On the 26 June 2019 it was reported that the EFDD had failed to register for the 9th European Parliament, making them no longer an official political group. Most of the former members of EFDD have now become part of the Identity and Democracy political group.

==Membership==
===8th European Parliament, 2014===
At foundation, the Europe of Freedom and Direct Democracy had 48 elected members as follows:

| Member state | Party | MEPs | Previous group | Additional notes |
|---|---|---|---|---|
| Czech Republic | Party of Free Citizens | 1 / 21 | N/A |  |
| France | Joëlle Bergeron (independent MEP) | 1 / 74 | N/A | Former FN member |
| Italy | Five Star Movement | 17 / 73 | N/A |  |
| Latvia | Latvian Farmers Union | 1 / 8 | N/A |  |
| Lithuania | Order and Justice | 2 / 11 | Europe of Freedom and Democracy |  |
| Sweden | Sweden Democrats | 2 / 20 | N/A |  |
| United Kingdom | UK Independence Party | 24 / 73 | Europe of Freedom and Democracy |  |

===9th European Parliament, 2019===
In 2019 the Europe of Freedom and Direct Democracy had 42 members of the European Parliament along with other affiliated parties as follows:

| Member state | Party | MEPs | Previous group | Additional notes |
| Czech Republic | Svobodní | 1 / 21 | N/A | Petr Mach and Jiří Payne Petr Mach was elected as MEP however was replaced by Jiří Payne in 2017 |
| France | The Patriots | 2 / 74 | ENF | Florian Philippot and Mireille d'Ornano Former FN MEPs |
| Debout la France | 2 / 74 | ENF | Sylvie Goddyn and Bernard Monot Former FN MEPs |
| Independent MEPs | 2 / 74 | N/A | Joëlle Bergeron and Aymeric Chauprade Former FN MEPs |
| Germany | Alternative for Germany | 1 / 96 | ECR | Jörg Meuthen |
| Italy | Five Star Movement | 11 / 73 | N/A | Dino Giarrusso, Dario Tamburrano, Fabio Massimo Castaldo, Ignazio Corrao, Isabella Adinolfi, Laura Agea, Laura Ferrara, Marco Zullo, Piernicola Pedicini, Rosa D'Amato and Tiziana Beghin Six MEPs have left Five Star Movement since creation of EFDD |
| Independent MEPs | 3 / 73 | EFDD | Daniela Aiuto, Giulia Moi and Marco Valli |
| Lithuania | Order and Justice | 1 / 11 | EFDD | Rolandas Paksas |
| Poland | KORWiN | 1 / 51 | N/A | Robert Iwaszkiewicz |
| United Kingdom | Brexit Party | 14 / 73 | EFDD, NI | Tim Aker, Jonathan Arnott, Jonathan Bullock, David Coburn, Jane Collins, Bill Etheridge, Nigel Farage, Ray Finch, Nathan Gill, Diane James, Paul Nuttall, Margot Parker, Julia Reid, and Jill Seymour Former UKIP MEPs |
| Social Democratic Party | 1 / 73 | EFDD | Patrick O'Flynn Former UKIP MEP |
| Libertarian Party | 0 / 73 | N/A | Bill Etheridge Switched to Brexit Party in 2019 |
| Independent MEPs | 3 / 73 | EFDD, NI | Louise Bours, James Carver and William Dartmouth Former UKIP MEPs |

==Leadership==
- Chair/Co-president: Nigel Farage (2014–2019)
- Chair/Co-president: David Borrelli (2014–2017)
- Chair of the Bureau: Roger Helmer
- Vice-chair: Joëlle Bergeron
- Vice-chair: Piernicola Pedicini
- Vice-chair: Robert Jarosław Iwaszkiewicz
- Vice-chair: Rolandas Paksas
- Treasurer: Tiziana Beghin

==Political positions==
The bloc's primary goal was the reduction in the powers of, or even the dissolution of, the European Union. Nigel Farage, the bloc's president, was also the leader of the UK Independence Party and latterly the Brexit Party, both of which advocated for the immediate withdrawal of the UK from the European Union.
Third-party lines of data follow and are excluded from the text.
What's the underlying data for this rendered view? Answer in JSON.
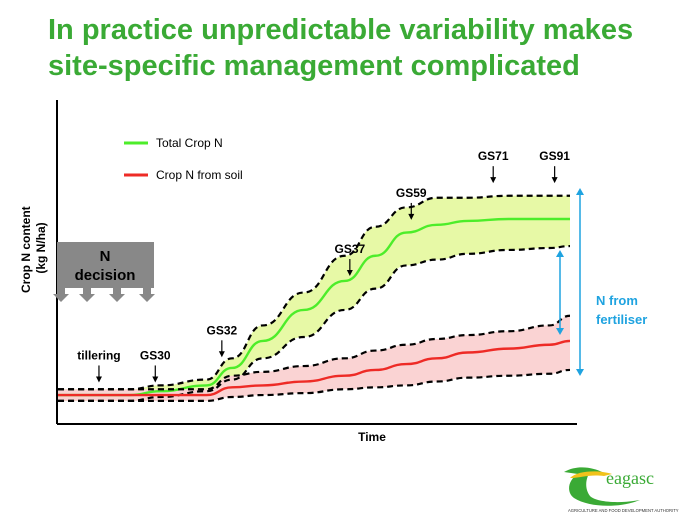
{
  "slide": {
    "title_line1": "In practice unpredictable variability makes",
    "title_line2": "site-specific management complicated"
  },
  "chart_data": {
    "type": "line",
    "xlabel": "Time",
    "ylabel": "Crop N content (kg N/ha)",
    "legend": {
      "placement": "top-left",
      "entries": [
        {
          "name": "Total Crop N",
          "color": "#4ded2a"
        },
        {
          "name": "Crop N from soil",
          "color": "#ee2b26"
        }
      ]
    },
    "x_range": [
      0,
      100
    ],
    "y_range": [
      0,
      100
    ],
    "series": [
      {
        "name": "Total Crop N",
        "color": "#4ded2a",
        "band_color": "#e7f9a6",
        "x": [
          0,
          14,
          20,
          29,
          34,
          40,
          48,
          56,
          62,
          68,
          74,
          80,
          88,
          96,
          100
        ],
        "y": [
          1,
          1,
          3,
          6,
          15,
          29,
          45,
          60,
          73,
          85,
          89,
          91,
          92,
          92,
          92
        ],
        "upper": [
          4,
          4,
          6,
          9,
          20,
          37,
          54,
          73,
          88,
          98,
          103,
          103,
          104,
          104,
          104
        ],
        "lower": [
          -2,
          -2,
          0,
          3,
          9,
          20,
          31,
          45,
          56,
          68,
          71,
          74,
          76,
          77,
          78
        ]
      },
      {
        "name": "Crop N from soil",
        "color": "#ee2b26",
        "band_color": "#fad3d3",
        "x": [
          0,
          14,
          20,
          29,
          34,
          40,
          48,
          56,
          62,
          68,
          74,
          80,
          88,
          96,
          100
        ],
        "y": [
          1,
          1,
          1,
          1,
          5,
          6,
          8,
          11,
          14,
          17,
          20,
          23,
          25,
          27,
          29
        ],
        "upper": [
          4,
          4,
          4,
          4,
          11,
          13,
          16,
          20,
          24,
          27,
          30,
          32,
          34,
          37,
          42
        ],
        "lower": [
          -2,
          -2,
          -2,
          -2,
          0,
          1,
          2,
          4,
          5,
          6,
          8,
          10,
          11,
          12,
          14
        ]
      }
    ],
    "annotations": [
      {
        "label": "tillering",
        "x": 8,
        "y": 7
      },
      {
        "label": "GS30",
        "x": 19,
        "y": 7
      },
      {
        "label": "GS32",
        "x": 32,
        "y": 20
      },
      {
        "label": "GS37",
        "x": 57,
        "y": 62
      },
      {
        "label": "GS59",
        "x": 69,
        "y": 91
      },
      {
        "label": "GS71",
        "x": 85,
        "y": 110
      },
      {
        "label": "GS91",
        "x": 97,
        "y": 110
      }
    ],
    "n_decision": {
      "label_line1": "N",
      "label_line2": "decision",
      "color": "#888888"
    },
    "fertiliser": {
      "label_line1": "N from",
      "label_line2": "fertiliser",
      "color": "#1fa3e0"
    }
  },
  "logo": {
    "text": "eagasc",
    "tagline": "AGRICULTURE AND FOOD DEVELOPMENT AUTHORITY",
    "color": "#3aaa35"
  }
}
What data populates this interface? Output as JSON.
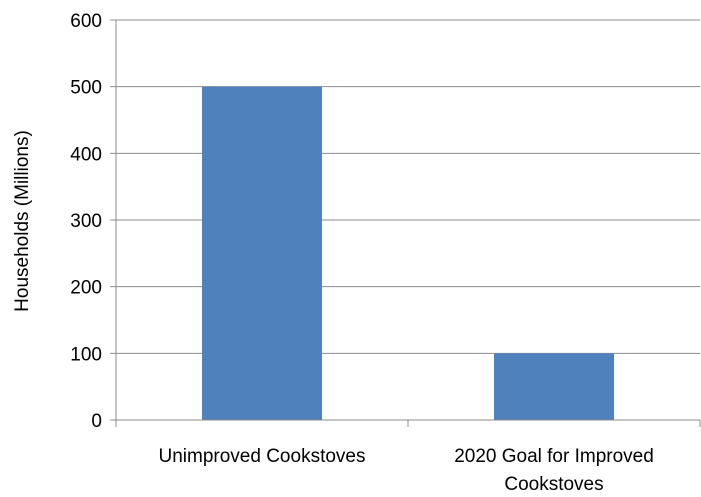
{
  "chart_data": {
    "type": "bar",
    "categories": [
      "Unimproved Cookstoves",
      "2020 Goal for Improved Cookstoves"
    ],
    "category_lines": [
      [
        "Unimproved Cookstoves"
      ],
      [
        "2020 Goal for Improved",
        "Cookstoves"
      ]
    ],
    "values": [
      500,
      100
    ],
    "title": "",
    "xlabel": "",
    "ylabel": "Households (Millions)",
    "ylim": [
      0,
      600
    ],
    "yticks": [
      0,
      100,
      200,
      300,
      400,
      500,
      600
    ],
    "grid": true,
    "legend": "none",
    "bar_color": "#4F81BD",
    "grid_color": "#8C8C8C",
    "axis_color": "#8C8C8C"
  }
}
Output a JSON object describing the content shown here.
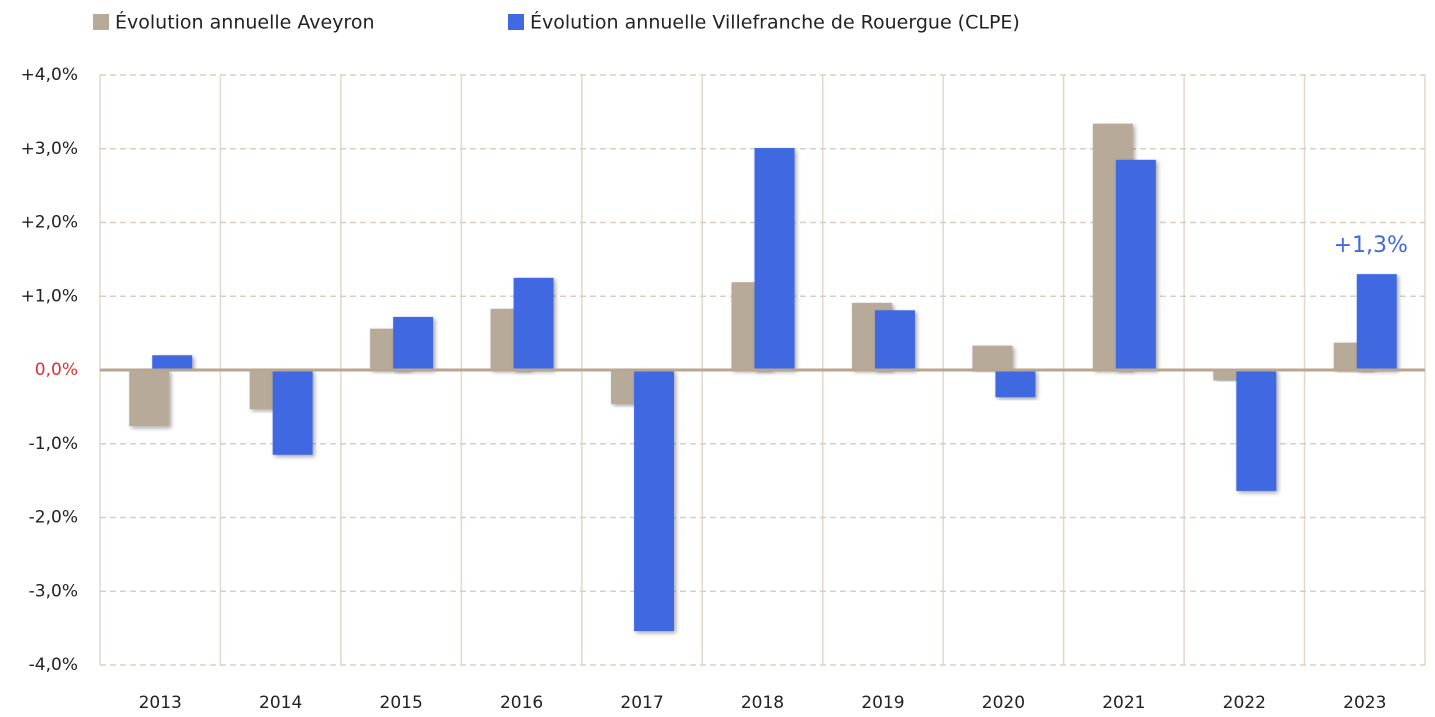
{
  "chart_data": {
    "type": "bar",
    "categories": [
      "2013",
      "2014",
      "2015",
      "2016",
      "2017",
      "2018",
      "2019",
      "2020",
      "2021",
      "2022",
      "2023"
    ],
    "series": [
      {
        "name": "Évolution annuelle Aveyron",
        "color": "#b8aa99",
        "values": [
          -0.76,
          -0.53,
          0.56,
          0.83,
          -0.46,
          1.19,
          0.91,
          0.33,
          3.34,
          -0.14,
          0.37
        ]
      },
      {
        "name": "Évolution annuelle Villefranche de Rouergue (CLPE)",
        "color": "#4169e1",
        "values": [
          0.2,
          -1.15,
          0.72,
          1.25,
          -3.54,
          3.01,
          0.81,
          -0.37,
          2.85,
          -1.64,
          1.3
        ],
        "value_labels": [
          null,
          null,
          null,
          null,
          null,
          null,
          null,
          null,
          null,
          null,
          "+1,3%"
        ]
      }
    ],
    "ylim": [
      -4,
      4
    ],
    "yticks": [
      {
        "value": 4,
        "label": "+4,0%"
      },
      {
        "value": 3,
        "label": "+3,0%"
      },
      {
        "value": 2,
        "label": "+2,0%"
      },
      {
        "value": 1,
        "label": "+1,0%"
      },
      {
        "value": 0,
        "label": "0,0%"
      },
      {
        "value": -1,
        "label": "-1,0%"
      },
      {
        "value": -2,
        "label": "-2,0%"
      },
      {
        "value": -3,
        "label": "-3,0%"
      },
      {
        "value": -4,
        "label": "-4,0%"
      }
    ],
    "grid": true,
    "legend": "top"
  }
}
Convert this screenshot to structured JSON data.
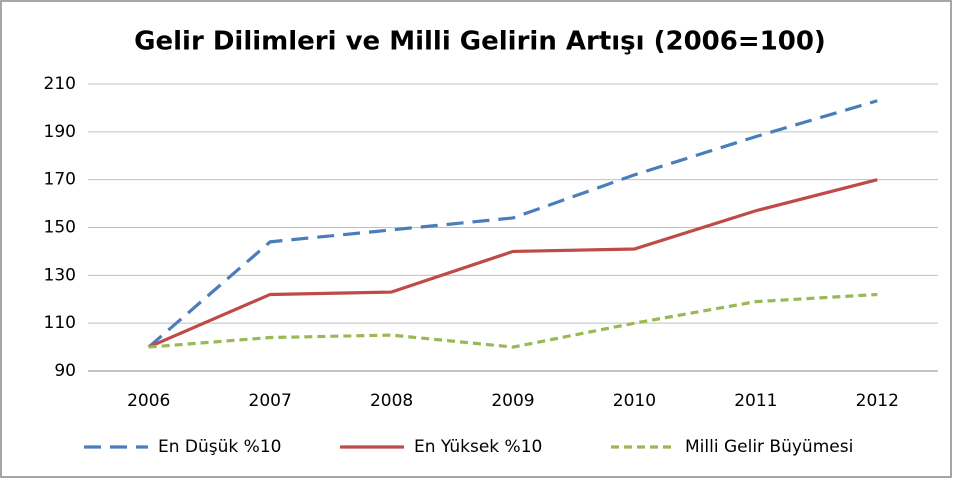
{
  "chart_data": {
    "type": "line",
    "title": "Gelir Dilimleri ve Milli Gelirin Artışı (2006=100)",
    "categories": [
      "2006",
      "2007",
      "2008",
      "2009",
      "2010",
      "2011",
      "2012"
    ],
    "series": [
      {
        "name": "En Düşük %10",
        "color": "#4a7ebb",
        "line_style": "dashed",
        "values": [
          100,
          144,
          149,
          154,
          172,
          188,
          203
        ]
      },
      {
        "name": "En Yüksek %10",
        "color": "#be4b48",
        "line_style": "solid",
        "values": [
          100,
          122,
          123,
          140,
          141,
          157,
          170
        ]
      },
      {
        "name": "Milli Gelir Büyümesi",
        "color": "#98b954",
        "line_style": "short-dashed",
        "values": [
          100,
          104,
          105,
          100,
          110,
          119,
          122
        ]
      }
    ],
    "ylim": [
      90,
      210
    ],
    "yticks": [
      90,
      110,
      130,
      150,
      170,
      190,
      210
    ],
    "grid": true,
    "legend": "bottom"
  }
}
During the European Parliament debate about Catalan independence referendum in 2017, the EFDD, by the voice of Ray Finch considered that European Union should have made some intervention against Spain to protect Catalan independence. He considered that this referendum led to human rights abuses. According to him, people should have the right to vote even when the referendum is illegal.